Bu yazımızda Sir Arthur Evans’ın Minoslular olarak adlandırdığı Girit halkının MÖ 3. bin yıl ile MÖ 1400 yılları arasındaki tarihini özet olarak anlatmaya çalışacağız.

Maden Çağında Girit’e Göç
MÖ 3. binin ortalarında Anadolu’daki bazı halklar (Kar/Leleg ve Pelasglar), göç ederek Girit’e, Kikladlara ve Mora yarımadasına yerleşmeye başladılar. Evans’a göre, Libya’daki bazı halk grupları da bu dönemde Girit’e yerleşmişlerdir.
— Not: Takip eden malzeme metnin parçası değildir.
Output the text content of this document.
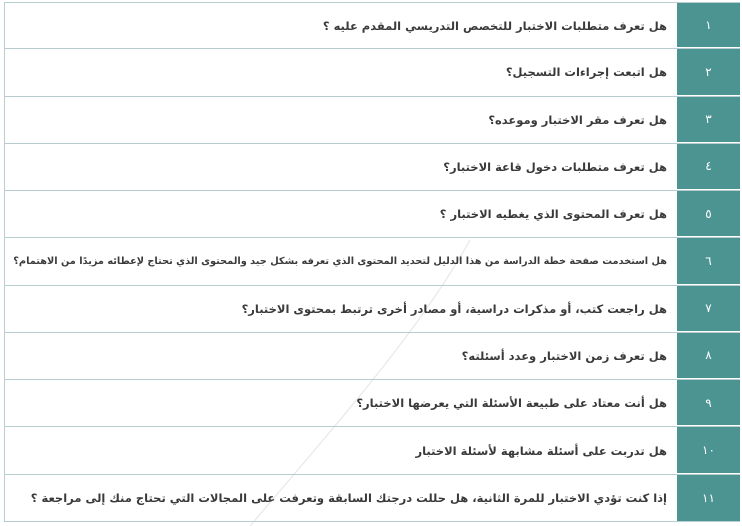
هل تعرف متطلبات الاختبار للتخصص التدريسي المقدم عليه ؟	١
هل اتبعت إجراءات التسجيل؟	٢
هل تعرف مقر الاختبار وموعده؟	٣
هل تعرف متطلبات دخول قاعة الاختبار؟	٤
هل تعرف المحتوى الذي يغطيه الاختبار ؟	٥
هل استخدمت صفحة خطة الدراسة من هذا الدليل لتحديد المحتوى الذي تعرفه بشكل جيد والمحتوى الذي تحتاج لإعطائه مزيدًا من الاهتمام؟	٦
هل راجعت كتب، أو مذكرات دراسية، أو مصادر أخرى ترتبط بمحتوى الاختبار؟	٧
هل تعرف زمن الاختبار وعدد أسئلته؟	٨
هل أنت معتاد على طبيعة الأسئلة التي يعرضها الاختبار؟	٩
هل تدربت على أسئلة مشابهة لأسئلة الاختبار	١٠
إذا كنت تؤدي الاختبار للمرة الثانية، هل حللت درجتك السابقة وتعرفت على المجالات التي تحتاج منك إلى مراجعة ؟	١١
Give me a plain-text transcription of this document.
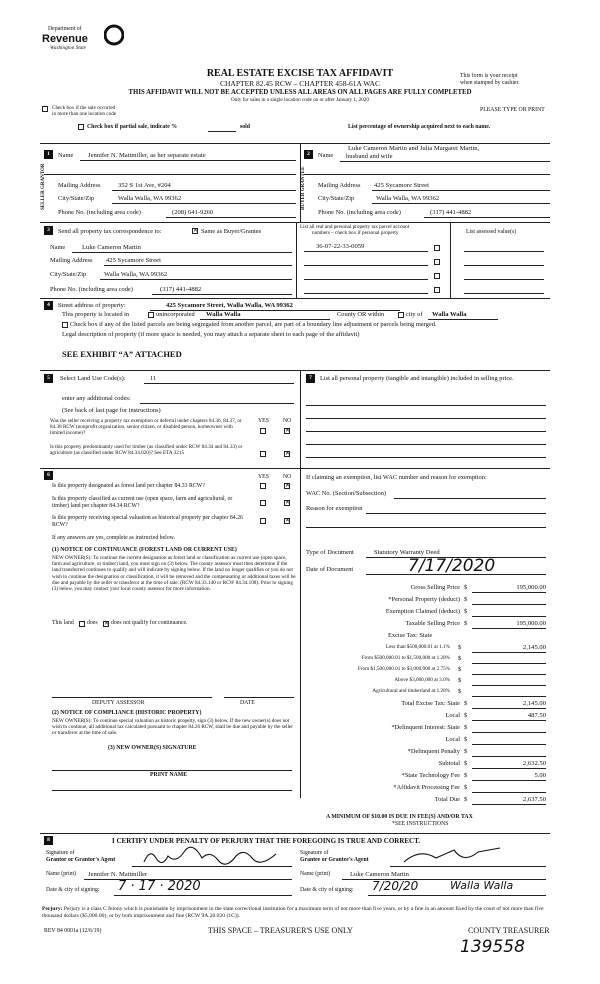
Department of
Revenue
Washington State
REAL ESTATE EXCISE TAX AFFIDAVIT
CHAPTER 82.45 RCW – CHAPTER 458-61A WAC
THIS AFFIDAVIT WILL NOT BE ACCEPTED UNLESS ALL AREAS ON ALL PAGES ARE FULLY COMPLETED
Only for sales in a single location code on or after January 1, 2020
This form is your receipt
when stamped by cashier.
Check box if the sale occurred
in more than one location code
PLEASE TYPE OR PRINT
Check box if partial sale, indicate %	sold	List percentage of ownership acquired next to each name.
1	Name Jennifer N. Mattmiller, as her separate estate
SELLER GRANTOR Mailing Address	352 S 1st Ave, #204
City/State/Zip	Walla Walla, WA 99362
Phone No. (including area code)	(208) 641-9260
2	Name
Luke Cameron Martin and Julia Margaret Martin,
husband and wife
BUYER GRANTEE Mailing Address 425 Sycamore Street
City/State/Zip	Walla Walla, WA 99362
Phone No. (including area code)	(317) 441-4882
3	Send all property tax correspondence to:	✕ Same as Buyer/Grantee
Name	Luke Cameron Martin
Mailing Address 425 Sycamore Street
City/State/Zip	Walla Walla, WA 99362
Phone No. (including area code)	(317) 441-4882
List all real and personal property tax parcel account
numbers – check box if personal property
36-07-22-33-0059
List assessed value(s)
4	Street address of property:	425 Sycamore Street, Walla Walla, WA 99362
This property is located in	unincorporated Walla Walla	County OR within	city of Walla Walla
Check box if any of the listed parcels are being segregated from another parcel, are part of a boundary line adjustment or parcels being merged.
Legal description of property (if more space is needed, you may attach a separate sheet to each page of the affidavit)
SEE EXHIBIT “A” ATTACHED
5	Select Land Use Code(s):	11
enter any additional codes:
(See back of last page for instructions)
YES NO
Was the seller receiving a property tax exemption or deferral under chapters 84.36, 84.37, or 84.38 RCW (nonprofit organization, senior citizen, or disabled person, homeowner with limited income)?	✕
Is this property predominantly used for timber (as classified under RCW 84.34 and 84.33) or agriculture (as classified under RCW 84.34.020)? See ETA 3215	✕
6	YES NO
Is this property designated as forest land per chapter 84.33 RCW?	✕
Is this property classified as current use (open space, farm and agricultural, or timber) land per chapter 84.34 RCW?	✕
Is this property receiving special valuation as historical property per chapter 84.26 RCW?
✕
If any answers are yes, complete as instructed below.
(1) NOTICE OF CONTINUANCE (FOREST LAND OR CURRENT USE)
NEW OWNER(S): To continue the current designation as forest land or classification as current use (open space, farm and agriculture, or timber) land, you must sign on (3) below. The county assessor must then determine if the land transferred continues to qualify and will indicate by signing below. If the land no longer qualifies or you do not wish to continue the designation or classification, it will be removed and the compensating or additional taxes will be due and payable by the seller or transferor at the time of sale. (RCW 84.33.140 or RCW 84.34.108). Prior to signing (3) below, you may contact your local county assessor for more information.
This land does ✕ does not qualify for continuance.
DEPUTY ASSESSOR	DATE
(2) NOTICE OF COMPLIANCE (HISTORIC PROPERTY)
NEW OWNER(S): To continue special valuation as historic property, sign (3) below. If the new owner(s) does not wish to continue, all additional tax calculated pursuant to chapter 84.26 RCW, shall be due and payable by the seller or transferor at the time of sale.
(3) NEW OWNER(S) SIGNATURE
PRINT NAME
7	List all personal property (tangible and intangible) included in selling price.
If claiming an exemption, list WAC number and reason for exemption:
WAC No. (Section/Subsection)
Reason for exemption
Type of Document	Statutory Warranty Deed
Date of Document	7/17/2020
Gross Selling Price $	195,000.00
*Personal Property (deduct) $
Exemption Claimed (deduct) $
Taxable Selling Price $	195,000.00
Excise Tax: State
Less than $500,000.01 at 1.1% $	2,145.00
From $500,000.01 to $1,500,000 at 1.28% $
From $1,500,000.01 to $3,000,000 at 2.75% $
Above $3,000,000 at 3.0% $
Agricultural and timberland at 1.28% $
Total Excise Tax: State $	2,145.00
Local $	487.50
*Delinquent Interest: State $
Local $
*Delinquent Penalty $
Subtotal $	2,632.50
*State Technology Fee $	5.00
*Affidavit Processing Fee $
Total Due $	2,637.50
A MINIMUM OF $10.00 IS DUE IN FEE(S) AND/OR TAX
*SEE INSTRUCTIONS
8	I CERTIFY UNDER PENALTY OF PERJURY THAT THE FOREGOING IS TRUE AND CORRECT.
Signature of
Grantor or Grantor's Agent
Name (print) Jennifer N. Mattmiller
Date & city of signing: 7 · 17 · 2020
Signature of
Grantee or Grantee's Agent
Name (print)	Luke Cameron Martin
Date & city of signing: 7/20/20	Walla Walla
Perjury: Perjury is a class C felony which is punishable by imprisonment in the state correctional institution for a maximum term of not more than five years, or by a fine in an amount fixed by the court of not more than five thousand dollars ($5,000.00), or by both imprisonment and fine (RCW 9A.20.020 (1C)).
REV 84 0001a (12/6/19)	THIS SPACE – TREASURER'S USE ONLY	COUNTY TREASURER
139558
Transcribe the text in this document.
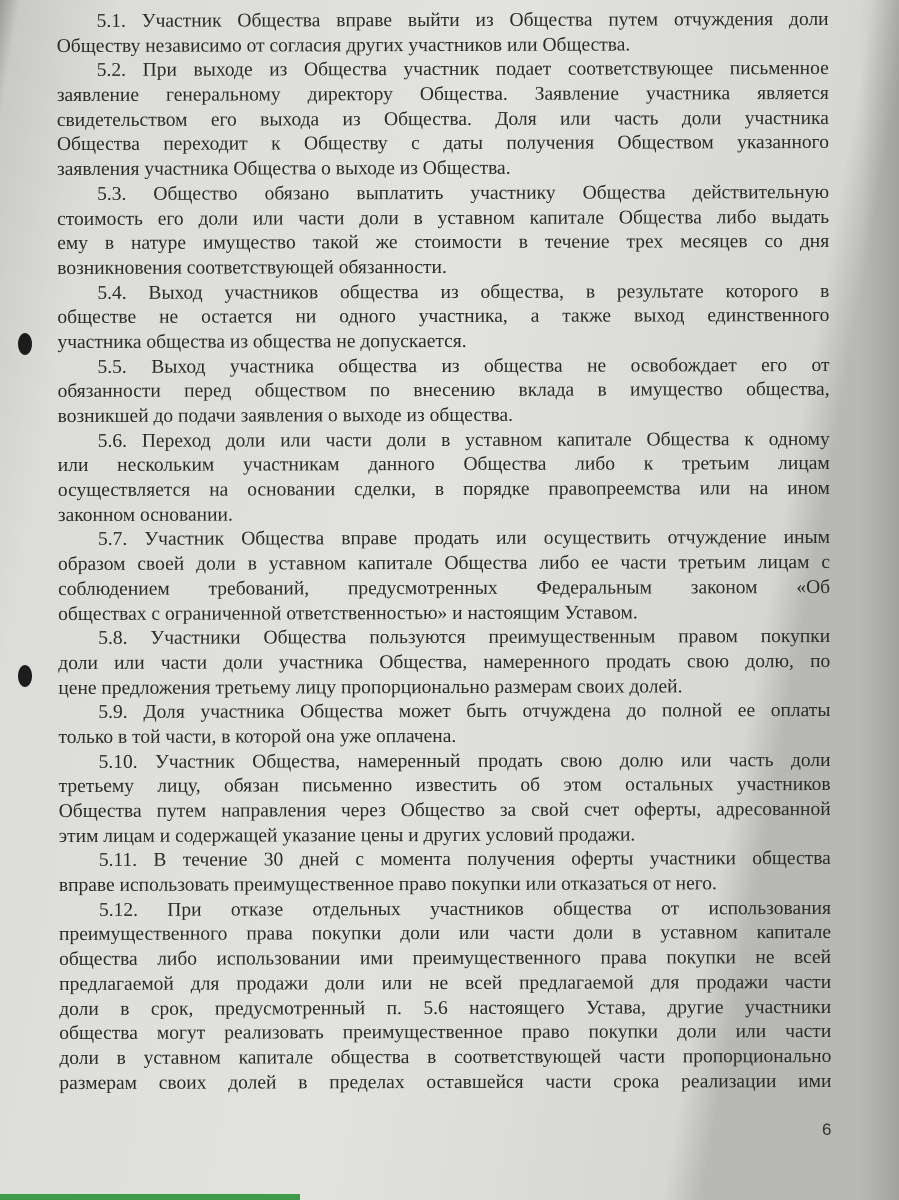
5.1. Участник Общества вправе выйти из Общества путем отчуждения доли
Обществу независимо от согласия других участников или Общества.
5.2. При выходе из Общества участник подает соответствующее письменное
заявление генеральному директору Общества. Заявление участника является
свидетельством его выхода из Общества. Доля или часть доли участника
Общества переходит к Обществу с даты получения Обществом указанного
заявления участника Общества о выходе из Общества.
5.3. Общество обязано выплатить участнику Общества действительную
стоимость его доли или части доли в уставном капитале Общества либо выдать
ему в натуре имущество такой же стоимости в течение трех месяцев со дня
возникновения соответствующей обязанности.
5.4. Выход участников общества из общества, в результате которого в
обществе не остается ни одного участника, а также выход единственного
участника общества из общества не допускается.
5.5. Выход участника общества из общества не освобождает его от
обязанности перед обществом по внесению вклада в имущество общества,
возникшей до подачи заявления о выходе из общества.
5.6. Переход доли или части доли в уставном капитале Общества к одному
или нескольким участникам данного Общества либо к третьим лицам
осуществляется на основании сделки, в порядке правопреемства или на ином
законном основании.
5.7. Участник Общества вправе продать или осуществить отчуждение иным
образом своей доли в уставном капитале Общества либо ее части третьим лицам с
соблюдением требований, предусмотренных Федеральным законом «Об
обществах с ограниченной ответственностью» и настоящим Уставом.
5.8. Участники Общества пользуются преимущественным правом покупки
доли или части доли участника Общества, намеренного продать свою долю, по
цене предложения третьему лицу пропорционально размерам своих долей.
5.9. Доля участника Общества может быть отчуждена до полной ее оплаты
только в той части, в которой она уже оплачена.
5.10. Участник Общества, намеренный продать свою долю или часть доли
третьему лицу, обязан письменно известить об этом остальных участников
Общества путем направления через Общество за свой счет оферты, адресованной
этим лицам и содержащей указание цены и других условий продажи.
5.11. В течение 30 дней с момента получения оферты участники общества
вправе использовать преимущественное право покупки или отказаться от него.
5.12. При отказе отдельных участников общества от использования
преимущественного права покупки доли или части доли в уставном капитале
общества либо использовании ими преимущественного права покупки не всей
предлагаемой для продажи доли или не всей предлагаемой для продажи части
доли в срок, предусмотренный п. 5.6 настоящего Устава, другие участники
общества могут реализовать преимущественное право покупки доли или части
доли в уставном капитале общества в соответствующей части пропорционально
размерам своих долей в пределах оставшейся части срока реализации ими
6
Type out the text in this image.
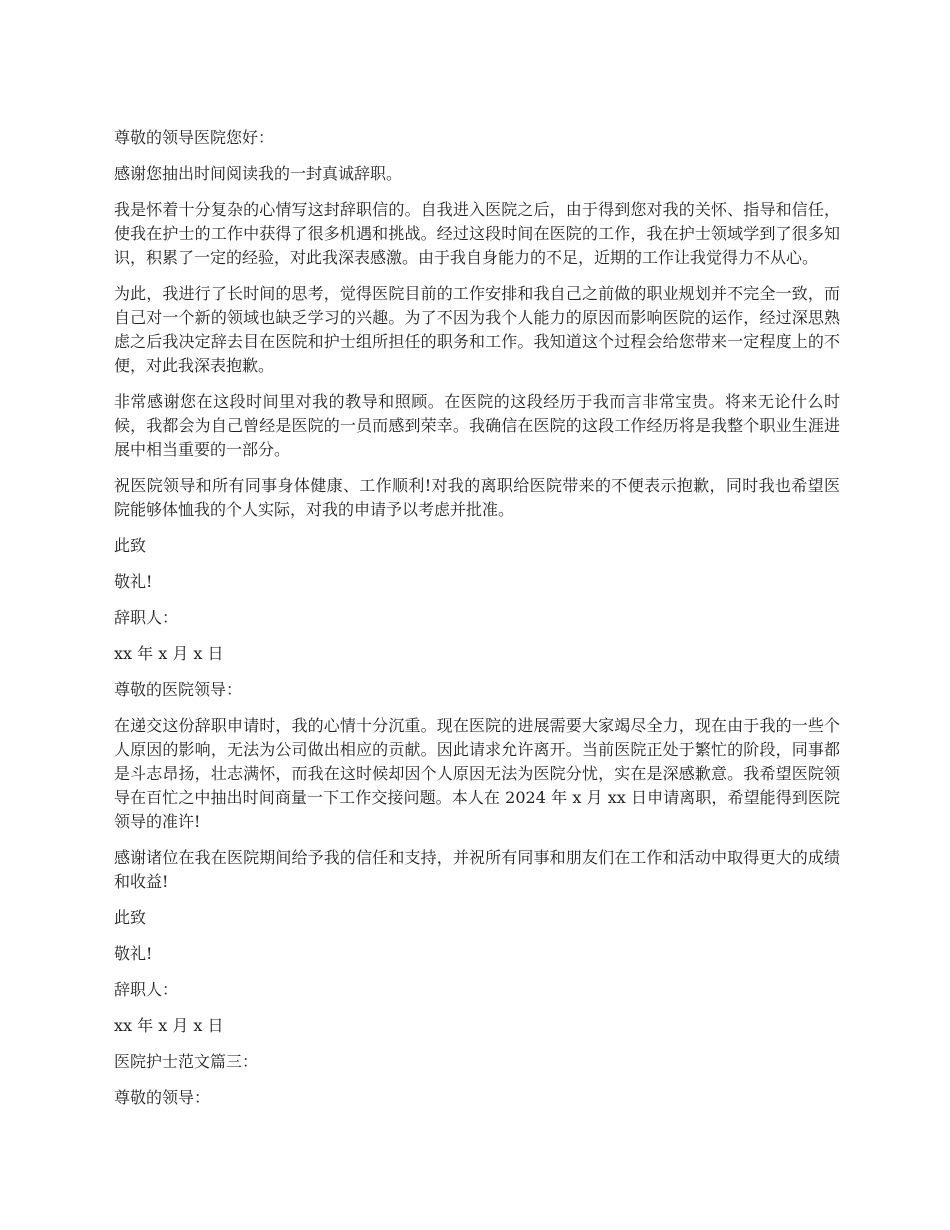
尊敬的领导医院您好：

感谢您抽出时间阅读我的一封真诚辞职。

我是怀着十分复杂的心情写这封辞职信的。自我进入医院之后，由于得到您对我的关怀、指导和信任，使我在护士的工作中获得了很多机遇和挑战。经过这段时间在医院的工作，我在护士领域学到了很多知识，积累了一定的经验，对此我深表感激。由于我自身能力的不足，近期的工作让我觉得力不从心。

为此，我进行了长时间的思考，觉得医院目前的工作安排和我自己之前做的职业规划并不完全一致，而自己对一个新的领域也缺乏学习的兴趣。为了不因为我个人能力的原因而影响医院的运作，经过深思熟虑之后我决定辞去目在医院和护士组所担任的职务和工作。我知道这个过程会给您带来一定程度上的不便，对此我深表抱歉。

非常感谢您在这段时间里对我的教导和照顾。在医院的这段经历于我而言非常宝贵。将来无论什么时候，我都会为自己曾经是医院的一员而感到荣幸。我确信在医院的这段工作经历将是我整个职业生涯进展中相当重要的一部分。

祝医院领导和所有同事身体健康、工作顺利!对我的离职给医院带来的不便表示抱歉，同时我也希望医院能够体恤我的个人实际，对我的申请予以考虑并批准。

此致

敬礼!

辞职人：

xx 年 x 月 x 日

尊敬的医院领导：

在递交这份辞职申请时，我的心情十分沉重。现在医院的进展需要大家竭尽全力，现在由于我的一些个人原因的影响，无法为公司做出相应的贡献。因此请求允许离开。当前医院正处于繁忙的阶段，同事都是斗志昂扬，壮志满怀，而我在这时候却因个人原因无法为医院分忧，实在是深感歉意。我希望医院领导在百忙之中抽出时间商量一下工作交接问题。本人在 2024 年 x 月 xx 日申请离职，希望能得到医院领导的准许!

感谢诸位在我在医院期间给予我的信任和支持，并祝所有同事和朋友们在工作和活动中取得更大的成绩和收益!

此致

敬礼!

辞职人：

xx 年 x 月 x 日

医院护士范文篇三：

尊敬的领导：
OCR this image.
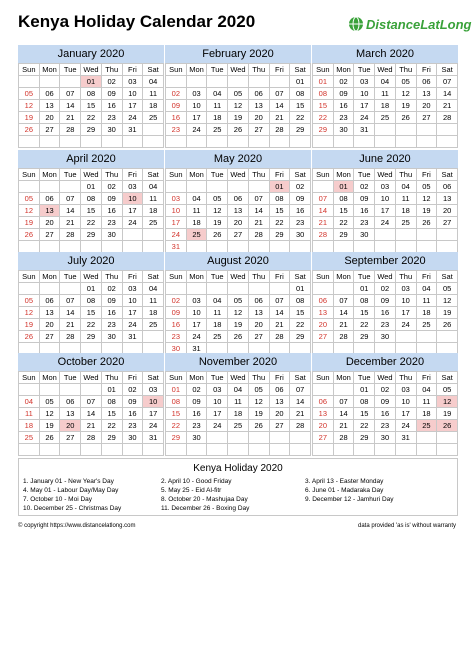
Kenya Holiday Calendar 2020	DistanceLatLong
January 2020
Sun	Mon	Tue	Wed	Thu	Fri	Sat
			01	02	03	04
05	06	07	08	09	10	11
12	13	14	15	16	17	18
19	20	21	22	23	24	25
26	27	28	29	30	31	

February 2020
Sun	Mon	Tue	Wed	Thu	Fri	Sat
						01
02	03	04	05	06	07	08
09	10	11	12	13	14	15
16	17	18	19	20	21	22
23	24	25	26	27	28	29

March 2020
Sun	Mon	Tue	Wed	Thu	Fri	Sat
01	02	03	04	05	06	07
08	09	10	11	12	13	14
15	16	17	18	19	20	21
22	23	24	25	26	27	28
29	30	31				

April 2020
Sun	Mon	Tue	Wed	Thu	Fri	Sat
			01	02	03	04
05	06	07	08	09	10	11
12	13	14	15	16	17	18
19	20	21	22	23	24	25
26	27	28	29	30		

May 2020
Sun	Mon	Tue	Wed	Thu	Fri	Sat
					01	02
03	04	05	06	07	08	09
10	11	12	13	14	15	16
17	18	19	20	21	22	23
24	25	26	27	28	29	30
31						
June 2020
Sun	Mon	Tue	Wed	Thu	Fri	Sat
	01	02	03	04	05	06
07	08	09	10	11	12	13
14	15	16	17	18	19	20
21	22	23	24	25	26	27
28	29	30				

July 2020
Sun	Mon	Tue	Wed	Thu	Fri	Sat
			01	02	03	04
05	06	07	08	09	10	11
12	13	14	15	16	17	18
19	20	21	22	23	24	25
26	27	28	29	30	31	

August 2020
Sun	Mon	Tue	Wed	Thu	Fri	Sat
						01
02	03	04	05	06	07	08
09	10	11	12	13	14	15
16	17	18	19	20	21	22
23	24	25	26	27	28	29
30	31					
September 2020
Sun	Mon	Tue	Wed	Thu	Fri	Sat
		01	02	03	04	05
06	07	08	09	10	11	12
13	14	15	16	17	18	19
20	21	22	23	24	25	26
27	28	29	30			

October 2020
Sun	Mon	Tue	Wed	Thu	Fri	Sat
				01	02	03
04	05	06	07	08	09	10
11	12	13	14	15	16	17
18	19	20	21	22	23	24
25	26	27	28	29	30	31

November 2020
Sun	Mon	Tue	Wed	Thu	Fri	Sat
01	02	03	04	05	06	07
08	09	10	11	12	13	14
15	16	17	18	19	20	21
22	23	24	25	26	27	28
29	30					

December 2020
Sun	Mon	Tue	Wed	Thu	Fri	Sat
		01	02	03	04	05
06	07	08	09	10	11	12
13	14	15	16	17	18	19
20	21	22	23	24	25	26
27	28	29	30	31		

Kenya Holiday 2020
1. January 01 - New Year's Day	2. April 10 - Good Friday	3. April 13 - Easter Monday
4. May 01 - Labour Day/May Day	5. May 25 - Eid Al-fitr	6. June 01 - Madaraka Day
7. October 10 - Moi Day	8. October 20 - Mashujaa Day	9. December 12 - Jamhuri Day
10. December 25 - Christmas Day	11. December 26 - Boxing Day
© copyright https://www.distancelatlong.com	data provided 'as is' without warranty
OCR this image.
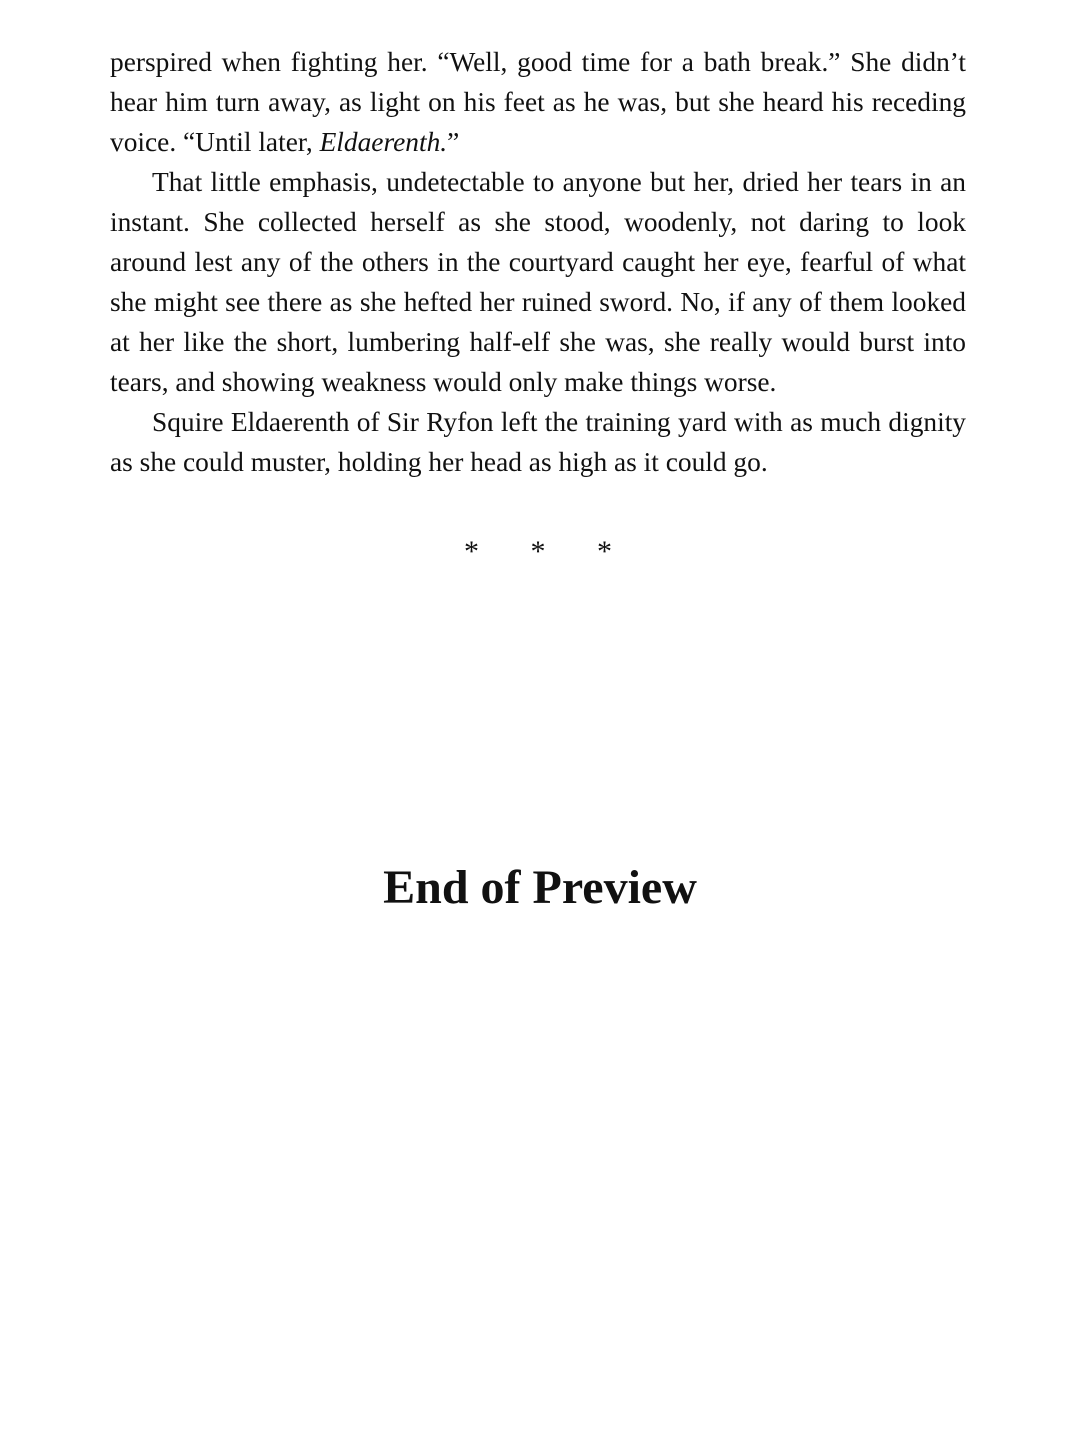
perspired when fighting her. “Well, good time for a bath break.” She didn’t hear him turn away, as light on his feet as he was, but she heard his receding voice. “Until later, Eldaerenth.”

That little emphasis, undetectable to anyone but her, dried her tears in an instant. She collected herself as she stood, woodenly, not daring to look around lest any of the others in the courtyard caught her eye, fearful of what she might see there as she hefted her ruined sword. No, if any of them looked at her like the short, lumbering half-elf she was, she really would burst into tears, and showing weakness would only make things worse.

Squire Eldaerenth of Sir Ryfon left the training yard with as much dignity as she could muster, holding her head as high as it could go.

* * *
End of Preview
Mısır’ın ilk firavun’u Aha-Man (Manes) ile Minos adı arasında ilişki kuran bazı yazarlar bu dönemde Girit’e Mısır’dan da göç olduğunu kabul ederler.
Bu dönemde Ege adaları, Mora yarımadası ve Girit’e göç eden halklar bölgeye maden kültürünü de tanıttılar. (Mansel, s.18) Böylece taş devri sona erdi ve Maden Çağı başladı. Maden Çağı’nda Girit’te hızlı bir kültürel gelişme yaşandı.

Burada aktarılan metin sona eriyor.